Drinnen ist es furchtbar langweilig. Deshalb haben wir uns dicke Jacken angezogen und sind in den Tierpark gefahren. Es ist relativ voll für einen Wochentag. Überall junge Mütter oder Väter mit ihren Kindern. Zipfelmützen und Thermoskannen soweit das Auge reicht. Es ist eben doch schon Herbst. Ella steht mittlerweile staunend vor den Alpakas und greift mit ihren kleinen Händen durch den Zaun. „Nein, Süße, die können wir nicht streicheln.“ Die Kleine zieht eine Schnute und ich greife in die Tasche, um ihr etwas Tierfutter in die Handfläche zu legen. Begeistert schnappt sie die braunen Flocken und hält sie durch den Zaun. Geduldig warten wir darauf, dass eins der weißen Tiere die Futterquelle entdeckt und keine zwei Minuten später leckt ein neugieriges Alpaka über Ellas Hand. Sie quietscht und strahlt übers ganze Gesicht.

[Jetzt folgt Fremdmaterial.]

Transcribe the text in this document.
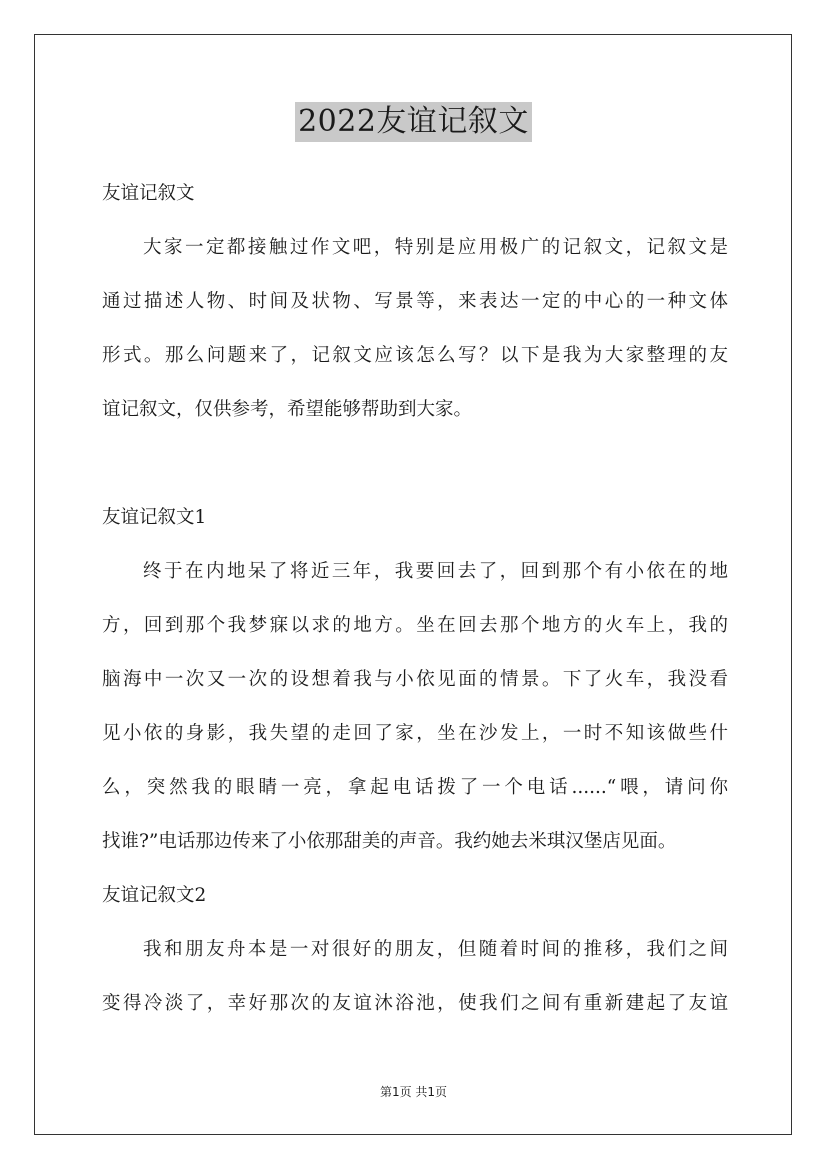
2022友谊记叙文
友谊记叙文
大家一定都接触过作文吧，特别是应用极广的记叙文，记叙文是
通过描述人物、时间及状物、写景等，来表达一定的中心的一种文体
形式。那么问题来了，记叙文应该怎么写？以下是我为大家整理的友
谊记叙文，仅供参考，希望能够帮助到大家。
友谊记叙文1
终于在内地呆了将近三年，我要回去了，回到那个有小依在的地
方，回到那个我梦寐以求的地方。坐在回去那个地方的火车上，我的
脑海中一次又一次的设想着我与小依见面的情景。下了火车，我没看
见小依的身影，我失望的走回了家，坐在沙发上，一时不知该做些什
么，突然我的眼睛一亮，拿起电话拨了一个电话......“喂，请问你
找谁?”电话那边传来了小依那甜美的声音。我约她去米琪汉堡店见面。
友谊记叙文2
我和朋友舟本是一对很好的朋友，但随着时间的推移，我们之间
变得冷淡了，幸好那次的友谊沐浴池，使我们之间有重新建起了友谊
第1页 共1页
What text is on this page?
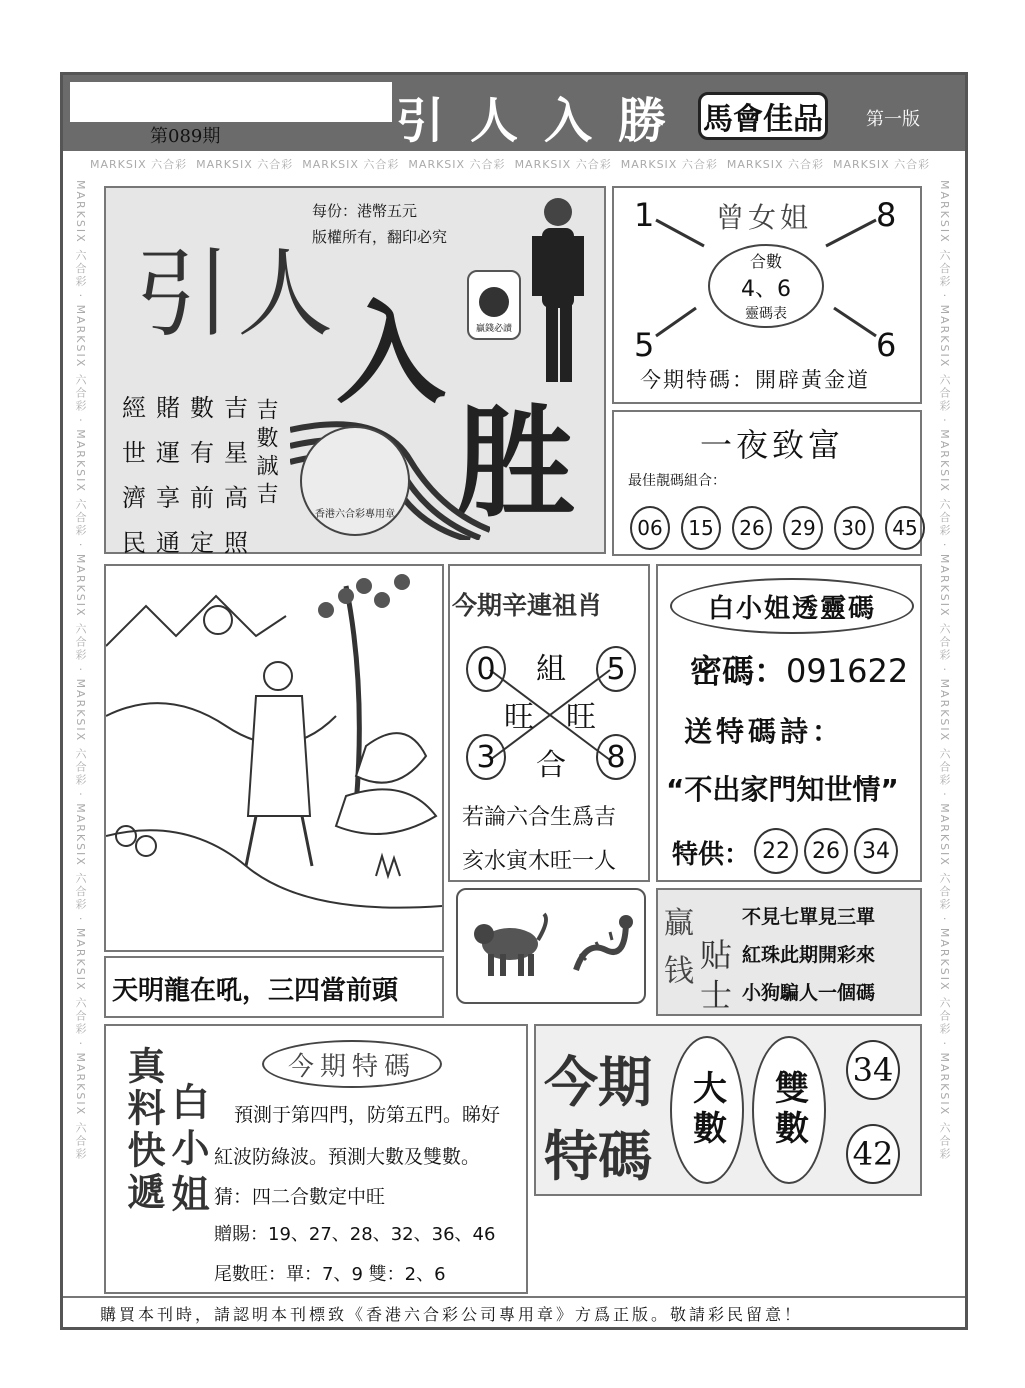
第089期	引人入勝 馬會佳品 第一版
MARKSIX 六合彩 MARKSIX 六合彩 MARKSIX 六合彩 MARKSIX 六合彩 MARKSIX 六合彩 MARKSIX 六合彩 MARKSIX 六合彩 MARKSIX 六合彩
MARKSIX 六合彩 · MARKSIX 六合彩 · MARKSIX 六合彩 · MARKSIX 六合彩 · MARKSIX 六合彩 · MARKSIX 六合彩 · MARKSIX 六合彩 · MARKSIX 六合彩
MARKSIX 六合彩 · MARKSIX 六合彩 · MARKSIX 六合彩 · MARKSIX 六合彩 · MARKSIX 六合彩 · MARKSIX 六合彩 · MARKSIX 六合彩 · MARKSIX 六合彩
每份：港幣五元
版權所有，翻印必究
引人
入
胜
贏錢必讀
香港六合彩專用章
經賭數吉
世運有星
濟享前高
民通定照
吉數誠吉
曾女姐
1	8
5	6
合數
4、6
靈碼表
今期特碼：開辟黃金道
一夜致富
最佳靚碼組合：
06	15	26	29	30	45
天明龍在吼，三四當前頭
今期辛連祖肖
0	5
3	8
組
旺 旺
合
若論六合生爲吉
亥水寅木旺一人
白小姐透靈碼
密碼：091622
送特碼詩：
“不出家門知世情”
特供： 22	26	34
贏
钱 贴
士
不見七單見三單
紅珠此期開彩來
小狗騙人一個碼
真料快遞 白小姐
今期特碼
預測于第四門，防第五門。睇好
紅波防綠波。預測大數及雙數。
猜：四二合數定中旺
贈賜：19、27、28、32、36、46
尾數旺：單：7、9 雙：2、6
今期
特碼
大數 雙數 34
42
購買本刊時，請認明本刊標致《香港六合彩公司專用章》方爲正版。敬請彩民留意！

In der Zwischenzeit hat sich ein Vater mit Kinderwagen zu uns gesellt. Mit der einen Hand deutet er ins Gehege, mit der anderen schiebt er seinen Sohn, der genüsslich an einer Salami kaut. Neben dem Wagen trottet ein Labrador, der sich mehr für die Wurst als für die Tiere im Gehege interessiert. Auch mir steigt der Geruch nach Räuchersalami und Plastikverpackung in die Nase.

Mir wird schlecht.

Irgendwie ist die Situation absurd.

Wir stehen hier in einem Tierpark. Füttern und beobachten Ponys, Esel und Kaninchen. Zwischen den vielen Kindern laufen einige Hunde hin und her und vorne am Eingang werden Bratwürste und Bratkartoffeln mit Speck verkauft. Die einen Tiere werden beobachtet, die anderen geliebt und die dritten gegessen. Wie kann das sein? Und wie entscheiden wir, welche Tiere wir essen und welche wir kuscheln? Könnte es nicht auch anders sein? Was wäre, wenn unsere Vorfahren auf die Idee gekommen wären, dass Hunde doch eigentlich ganz gut schmecken und Ferkel viel zu niedlich sind, um sie zu essen?

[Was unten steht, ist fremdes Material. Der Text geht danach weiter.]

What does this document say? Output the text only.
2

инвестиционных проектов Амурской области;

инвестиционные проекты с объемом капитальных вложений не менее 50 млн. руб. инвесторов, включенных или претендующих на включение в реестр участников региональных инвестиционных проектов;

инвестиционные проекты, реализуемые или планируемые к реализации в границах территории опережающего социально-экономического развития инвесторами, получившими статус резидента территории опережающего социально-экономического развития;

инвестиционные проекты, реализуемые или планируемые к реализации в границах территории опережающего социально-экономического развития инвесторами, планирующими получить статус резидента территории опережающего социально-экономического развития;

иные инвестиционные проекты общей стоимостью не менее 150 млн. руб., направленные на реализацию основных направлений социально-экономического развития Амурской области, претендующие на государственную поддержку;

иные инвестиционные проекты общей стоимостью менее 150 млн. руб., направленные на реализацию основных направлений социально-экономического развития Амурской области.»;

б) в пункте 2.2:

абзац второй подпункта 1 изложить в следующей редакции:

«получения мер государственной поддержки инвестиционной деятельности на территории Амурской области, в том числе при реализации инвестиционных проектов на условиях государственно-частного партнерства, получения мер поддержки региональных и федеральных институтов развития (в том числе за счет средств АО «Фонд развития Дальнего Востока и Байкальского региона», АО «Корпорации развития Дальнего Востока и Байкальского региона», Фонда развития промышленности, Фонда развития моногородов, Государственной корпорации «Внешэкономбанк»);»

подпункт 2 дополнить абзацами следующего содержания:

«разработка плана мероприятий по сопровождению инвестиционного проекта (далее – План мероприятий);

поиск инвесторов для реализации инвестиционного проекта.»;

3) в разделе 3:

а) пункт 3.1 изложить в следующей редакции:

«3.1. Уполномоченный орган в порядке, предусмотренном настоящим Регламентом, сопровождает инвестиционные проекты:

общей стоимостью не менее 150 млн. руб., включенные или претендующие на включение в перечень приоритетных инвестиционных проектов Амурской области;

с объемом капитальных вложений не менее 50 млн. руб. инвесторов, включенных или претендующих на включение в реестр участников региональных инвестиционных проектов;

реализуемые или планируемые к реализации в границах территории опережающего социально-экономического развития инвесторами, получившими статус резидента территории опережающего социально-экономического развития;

Ich bin irritiert und beobachte Ella, die mit dem gesamten Oberkörper am Zaun klebt und die Nase des Alpakas krault. Möglicherweise liege ich falsch, aber ich bezweifle, dass sie sich bei den Hängebauchschweinen oder Schafen anders verhalten würde. Dennoch stellt sie keinerlei Verknüpfung zwischen diesen Tieren und der Bratwurst auf ihrem Teller her. Als hätten beide nichts miteinander zu tun.  

Dorfkind und Wunschgroßstädterin. Veganerin mit Vollmilchschokoladen-Problem. Indie-Fan mit Schlager-Playlist. Frühaufsteherin mit Nachtschwärmersyndrom. Pragmatikerin mit dem Kopf in den Wolken. Unterm Strich: Genauso verloren in meinem Lebensentwurf, wie es meiner Generation immer nachgesagt wird.